3. Picea rubens Sargent, Silva. 12: 33, plate 597. 1898.
Red spruce, épinette rouge
Picea australis Small; P. nigra (Aiton) Link var. rubra (DuRoi) Engelmann; P. rubra (DuRoi) Link 1831, not A.Dietrich 1824
Trees to 40m; trunk to 1m diam.; crown narrowly conic. Bark gray-brown to reddish brown. Branches horizontally spreading; twigs not pendent, rather stout, yellow-brown, densely pubescent to glabrate. Buds reddish brown, 5--8mm, apex acute. Leaves 0.8--2.5(--3)cm, 4-angled in cross section, somewhat flexuous, yellow-green to dark green, not glaucous, bearing stomates on all surfaces, apex mostly acute to sharp-pointed. Seed cones 2.3--4.5(--5)cm; scales broadly fan-shaped, broadest near apex, 8--12 ´ 8--12mm, stiff, margin at apex entire to irregularly toothed. 2 n =24.
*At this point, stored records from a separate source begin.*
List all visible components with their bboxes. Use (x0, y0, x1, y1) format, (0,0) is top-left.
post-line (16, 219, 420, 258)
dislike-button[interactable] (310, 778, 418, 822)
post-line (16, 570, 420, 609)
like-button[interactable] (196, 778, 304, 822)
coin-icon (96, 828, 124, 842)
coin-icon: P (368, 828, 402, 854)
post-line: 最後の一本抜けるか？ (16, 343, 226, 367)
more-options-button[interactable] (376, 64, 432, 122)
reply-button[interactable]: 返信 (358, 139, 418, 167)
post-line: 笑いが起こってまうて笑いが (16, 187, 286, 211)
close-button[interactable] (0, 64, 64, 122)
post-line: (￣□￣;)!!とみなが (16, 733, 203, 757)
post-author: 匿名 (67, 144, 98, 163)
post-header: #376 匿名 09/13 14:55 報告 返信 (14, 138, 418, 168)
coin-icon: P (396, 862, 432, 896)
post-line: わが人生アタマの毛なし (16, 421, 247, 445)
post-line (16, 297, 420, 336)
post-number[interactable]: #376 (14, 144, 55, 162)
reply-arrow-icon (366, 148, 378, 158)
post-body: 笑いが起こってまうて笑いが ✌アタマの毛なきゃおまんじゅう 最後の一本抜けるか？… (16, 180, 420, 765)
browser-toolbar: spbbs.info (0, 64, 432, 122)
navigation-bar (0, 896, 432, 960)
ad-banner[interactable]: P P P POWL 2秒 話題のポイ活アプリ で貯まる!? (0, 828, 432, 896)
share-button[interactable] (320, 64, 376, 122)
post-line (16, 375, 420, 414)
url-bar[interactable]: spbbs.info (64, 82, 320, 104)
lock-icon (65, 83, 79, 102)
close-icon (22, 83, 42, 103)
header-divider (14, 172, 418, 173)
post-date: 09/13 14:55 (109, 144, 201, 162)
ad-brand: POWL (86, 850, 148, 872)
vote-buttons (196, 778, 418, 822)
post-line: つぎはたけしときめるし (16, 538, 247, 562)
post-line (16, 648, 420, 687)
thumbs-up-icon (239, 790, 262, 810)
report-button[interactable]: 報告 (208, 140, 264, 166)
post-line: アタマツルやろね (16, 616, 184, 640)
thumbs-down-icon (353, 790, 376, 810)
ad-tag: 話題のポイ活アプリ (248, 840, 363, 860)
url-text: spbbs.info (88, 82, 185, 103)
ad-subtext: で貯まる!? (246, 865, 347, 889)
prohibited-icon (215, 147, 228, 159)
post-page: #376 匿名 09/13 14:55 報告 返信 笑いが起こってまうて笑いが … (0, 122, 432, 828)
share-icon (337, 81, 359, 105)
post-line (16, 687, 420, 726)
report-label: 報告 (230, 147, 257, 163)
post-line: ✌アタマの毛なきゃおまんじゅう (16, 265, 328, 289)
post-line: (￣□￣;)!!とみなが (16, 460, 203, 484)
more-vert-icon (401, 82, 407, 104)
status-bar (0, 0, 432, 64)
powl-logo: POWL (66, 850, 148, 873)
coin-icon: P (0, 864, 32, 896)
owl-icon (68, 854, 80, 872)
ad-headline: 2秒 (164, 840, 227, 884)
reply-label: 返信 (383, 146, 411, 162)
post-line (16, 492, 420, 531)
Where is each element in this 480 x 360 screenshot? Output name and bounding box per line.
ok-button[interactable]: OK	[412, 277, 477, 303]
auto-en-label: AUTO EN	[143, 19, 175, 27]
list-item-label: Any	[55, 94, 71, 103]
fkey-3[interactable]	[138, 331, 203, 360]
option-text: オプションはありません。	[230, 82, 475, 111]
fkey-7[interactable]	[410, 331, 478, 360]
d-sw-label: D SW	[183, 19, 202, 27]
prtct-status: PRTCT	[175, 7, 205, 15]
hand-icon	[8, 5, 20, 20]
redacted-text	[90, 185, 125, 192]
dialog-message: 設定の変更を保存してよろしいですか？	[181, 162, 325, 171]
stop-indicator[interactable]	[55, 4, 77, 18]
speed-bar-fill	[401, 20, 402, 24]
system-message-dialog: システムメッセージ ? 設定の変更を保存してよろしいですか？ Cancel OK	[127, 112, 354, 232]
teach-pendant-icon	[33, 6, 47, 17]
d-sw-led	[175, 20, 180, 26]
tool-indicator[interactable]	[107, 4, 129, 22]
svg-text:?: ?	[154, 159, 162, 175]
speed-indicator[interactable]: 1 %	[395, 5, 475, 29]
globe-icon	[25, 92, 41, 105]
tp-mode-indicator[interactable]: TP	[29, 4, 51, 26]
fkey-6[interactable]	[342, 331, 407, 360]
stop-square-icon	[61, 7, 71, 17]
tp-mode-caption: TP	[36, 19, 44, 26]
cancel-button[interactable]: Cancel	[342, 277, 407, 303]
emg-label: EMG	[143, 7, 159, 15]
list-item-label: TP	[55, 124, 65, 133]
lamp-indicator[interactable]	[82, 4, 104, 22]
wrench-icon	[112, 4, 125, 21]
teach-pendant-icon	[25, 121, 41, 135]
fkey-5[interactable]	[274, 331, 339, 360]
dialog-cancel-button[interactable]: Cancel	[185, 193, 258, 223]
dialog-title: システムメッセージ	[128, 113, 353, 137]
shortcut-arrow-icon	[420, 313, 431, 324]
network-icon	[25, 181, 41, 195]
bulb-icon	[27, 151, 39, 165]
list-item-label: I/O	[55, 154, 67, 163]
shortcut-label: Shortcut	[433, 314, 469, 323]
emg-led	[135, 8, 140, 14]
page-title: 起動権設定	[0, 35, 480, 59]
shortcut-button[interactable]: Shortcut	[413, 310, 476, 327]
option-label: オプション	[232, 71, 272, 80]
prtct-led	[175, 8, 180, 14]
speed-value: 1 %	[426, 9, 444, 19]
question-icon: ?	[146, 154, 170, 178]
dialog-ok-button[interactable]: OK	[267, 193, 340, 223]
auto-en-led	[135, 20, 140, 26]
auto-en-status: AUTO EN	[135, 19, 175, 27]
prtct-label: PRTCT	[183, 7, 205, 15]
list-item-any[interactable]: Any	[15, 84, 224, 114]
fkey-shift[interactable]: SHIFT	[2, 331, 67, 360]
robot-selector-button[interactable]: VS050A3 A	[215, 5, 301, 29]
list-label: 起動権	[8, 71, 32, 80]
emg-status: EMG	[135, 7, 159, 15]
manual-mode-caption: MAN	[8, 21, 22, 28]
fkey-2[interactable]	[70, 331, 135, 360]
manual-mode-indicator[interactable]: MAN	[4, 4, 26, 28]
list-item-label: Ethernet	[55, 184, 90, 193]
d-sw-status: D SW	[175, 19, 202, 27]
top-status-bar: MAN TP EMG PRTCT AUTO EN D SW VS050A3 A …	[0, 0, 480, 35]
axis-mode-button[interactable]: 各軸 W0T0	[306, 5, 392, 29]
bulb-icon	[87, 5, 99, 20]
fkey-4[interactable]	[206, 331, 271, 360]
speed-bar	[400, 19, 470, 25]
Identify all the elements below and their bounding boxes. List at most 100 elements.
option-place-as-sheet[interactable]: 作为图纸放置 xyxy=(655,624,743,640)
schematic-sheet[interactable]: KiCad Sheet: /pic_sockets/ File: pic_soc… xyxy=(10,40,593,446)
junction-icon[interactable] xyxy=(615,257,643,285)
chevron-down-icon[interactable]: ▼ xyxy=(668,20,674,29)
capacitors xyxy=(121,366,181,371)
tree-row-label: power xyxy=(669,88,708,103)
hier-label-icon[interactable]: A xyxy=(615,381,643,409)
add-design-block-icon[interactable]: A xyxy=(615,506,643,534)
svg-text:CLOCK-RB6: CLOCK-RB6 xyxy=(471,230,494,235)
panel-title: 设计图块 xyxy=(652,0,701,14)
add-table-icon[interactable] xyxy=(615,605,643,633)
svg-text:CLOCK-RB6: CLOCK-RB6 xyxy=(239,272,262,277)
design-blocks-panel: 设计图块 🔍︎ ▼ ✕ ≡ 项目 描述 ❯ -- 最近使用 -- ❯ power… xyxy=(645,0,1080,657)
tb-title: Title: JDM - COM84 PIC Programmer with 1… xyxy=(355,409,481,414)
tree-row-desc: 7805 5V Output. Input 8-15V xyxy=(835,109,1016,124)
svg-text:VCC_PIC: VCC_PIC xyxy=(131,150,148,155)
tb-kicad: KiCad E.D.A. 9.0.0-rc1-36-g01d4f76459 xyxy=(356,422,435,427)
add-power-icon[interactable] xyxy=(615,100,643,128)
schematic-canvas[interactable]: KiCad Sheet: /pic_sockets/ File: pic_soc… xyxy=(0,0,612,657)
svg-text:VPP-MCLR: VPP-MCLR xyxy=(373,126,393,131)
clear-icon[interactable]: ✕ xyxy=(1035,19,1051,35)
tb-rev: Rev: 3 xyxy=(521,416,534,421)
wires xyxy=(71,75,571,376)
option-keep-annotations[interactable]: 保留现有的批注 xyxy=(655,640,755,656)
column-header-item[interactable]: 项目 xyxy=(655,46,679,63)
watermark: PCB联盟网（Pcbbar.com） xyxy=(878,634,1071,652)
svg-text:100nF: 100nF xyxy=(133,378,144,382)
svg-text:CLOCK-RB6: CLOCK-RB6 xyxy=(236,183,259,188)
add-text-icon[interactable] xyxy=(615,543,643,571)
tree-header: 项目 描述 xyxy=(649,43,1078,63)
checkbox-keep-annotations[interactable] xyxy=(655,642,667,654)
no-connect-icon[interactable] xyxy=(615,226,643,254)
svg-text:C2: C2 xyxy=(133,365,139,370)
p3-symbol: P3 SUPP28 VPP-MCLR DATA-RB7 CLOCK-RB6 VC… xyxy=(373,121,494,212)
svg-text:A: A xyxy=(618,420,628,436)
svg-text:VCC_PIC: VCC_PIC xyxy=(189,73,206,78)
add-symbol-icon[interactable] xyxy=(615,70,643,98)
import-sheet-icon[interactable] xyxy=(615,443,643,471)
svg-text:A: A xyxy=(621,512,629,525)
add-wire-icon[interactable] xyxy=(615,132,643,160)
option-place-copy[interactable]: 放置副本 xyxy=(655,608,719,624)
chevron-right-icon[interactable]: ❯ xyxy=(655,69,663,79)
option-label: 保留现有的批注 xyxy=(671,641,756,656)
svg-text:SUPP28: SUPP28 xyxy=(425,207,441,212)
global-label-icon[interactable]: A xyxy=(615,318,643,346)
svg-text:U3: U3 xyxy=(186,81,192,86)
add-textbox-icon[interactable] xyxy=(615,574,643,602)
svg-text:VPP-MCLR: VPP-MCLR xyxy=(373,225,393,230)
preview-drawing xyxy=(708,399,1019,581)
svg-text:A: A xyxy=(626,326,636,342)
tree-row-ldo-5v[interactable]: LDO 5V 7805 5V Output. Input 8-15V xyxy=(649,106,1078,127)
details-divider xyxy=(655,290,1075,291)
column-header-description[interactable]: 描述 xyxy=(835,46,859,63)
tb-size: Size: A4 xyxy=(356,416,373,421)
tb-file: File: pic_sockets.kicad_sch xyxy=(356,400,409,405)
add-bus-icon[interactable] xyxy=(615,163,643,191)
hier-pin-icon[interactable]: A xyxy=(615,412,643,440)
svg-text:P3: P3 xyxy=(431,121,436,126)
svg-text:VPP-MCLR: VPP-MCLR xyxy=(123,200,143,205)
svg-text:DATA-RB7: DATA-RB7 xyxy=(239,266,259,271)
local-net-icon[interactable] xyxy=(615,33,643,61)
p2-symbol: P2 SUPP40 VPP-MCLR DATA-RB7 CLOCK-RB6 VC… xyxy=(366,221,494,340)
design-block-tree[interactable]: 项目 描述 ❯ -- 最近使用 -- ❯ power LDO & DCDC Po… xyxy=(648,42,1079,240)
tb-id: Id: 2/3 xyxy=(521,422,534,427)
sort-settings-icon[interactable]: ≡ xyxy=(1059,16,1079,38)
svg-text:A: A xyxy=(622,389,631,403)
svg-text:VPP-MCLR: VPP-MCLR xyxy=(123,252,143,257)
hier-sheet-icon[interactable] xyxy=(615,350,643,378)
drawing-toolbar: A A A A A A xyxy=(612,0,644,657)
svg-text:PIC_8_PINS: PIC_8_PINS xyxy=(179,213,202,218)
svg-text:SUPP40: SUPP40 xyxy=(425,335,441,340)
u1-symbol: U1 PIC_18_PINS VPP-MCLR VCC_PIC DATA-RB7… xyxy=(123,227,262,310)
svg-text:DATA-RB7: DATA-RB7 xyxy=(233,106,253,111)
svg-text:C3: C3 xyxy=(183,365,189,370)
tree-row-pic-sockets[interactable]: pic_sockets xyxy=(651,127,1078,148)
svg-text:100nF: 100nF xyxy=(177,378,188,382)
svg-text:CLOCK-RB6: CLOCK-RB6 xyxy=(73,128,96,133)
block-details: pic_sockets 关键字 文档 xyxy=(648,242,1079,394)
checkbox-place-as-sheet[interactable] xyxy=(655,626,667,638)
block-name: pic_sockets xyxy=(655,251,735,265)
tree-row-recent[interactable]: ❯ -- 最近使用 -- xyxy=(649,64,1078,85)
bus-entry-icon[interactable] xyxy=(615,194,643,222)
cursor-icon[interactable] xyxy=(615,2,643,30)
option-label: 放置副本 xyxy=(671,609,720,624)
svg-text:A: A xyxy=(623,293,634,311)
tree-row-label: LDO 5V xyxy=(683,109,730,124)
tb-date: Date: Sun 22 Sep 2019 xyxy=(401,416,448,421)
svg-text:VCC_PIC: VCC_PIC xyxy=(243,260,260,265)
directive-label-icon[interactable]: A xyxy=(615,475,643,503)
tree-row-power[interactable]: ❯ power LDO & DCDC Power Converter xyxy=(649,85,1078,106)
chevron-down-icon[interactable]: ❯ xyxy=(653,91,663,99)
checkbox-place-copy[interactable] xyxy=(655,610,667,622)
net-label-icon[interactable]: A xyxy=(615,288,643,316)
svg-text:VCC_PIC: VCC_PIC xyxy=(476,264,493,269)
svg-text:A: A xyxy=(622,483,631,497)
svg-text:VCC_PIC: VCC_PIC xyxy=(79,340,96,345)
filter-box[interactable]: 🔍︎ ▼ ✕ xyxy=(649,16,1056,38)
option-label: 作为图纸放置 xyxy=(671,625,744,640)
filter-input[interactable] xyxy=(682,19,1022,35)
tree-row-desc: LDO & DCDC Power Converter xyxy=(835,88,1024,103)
Upper montane to subalpine forests; 0--2000m; St. Pierre and Miquelon; N.B., N.S., Ont., P.E.I., Que.; Conn., Maine, Md., Mass., N.H., N.J., N.Y., N.C., Pa., Tenn., Vt., Va., W.Va.
Throughout the Appalachians, trees of Picea rubens are dying, possibly as a consequence of environmental pollution. In eastern Canada this species hybridizes to a limited extent with P . mariana (A.G. Gordon 1976).
Red spruce ( Picea rubens ) is the provincial tree of Nova Scotia.
SELECTED REFERENCES
Morgenstern, E.K. and J.L. Farrar. 1964. Introgressive Hybridization in Red Spruce and Black Spruce. [Toronto.] [Univ. Toronto, Fac. Forest., Techn. Rep. 4.]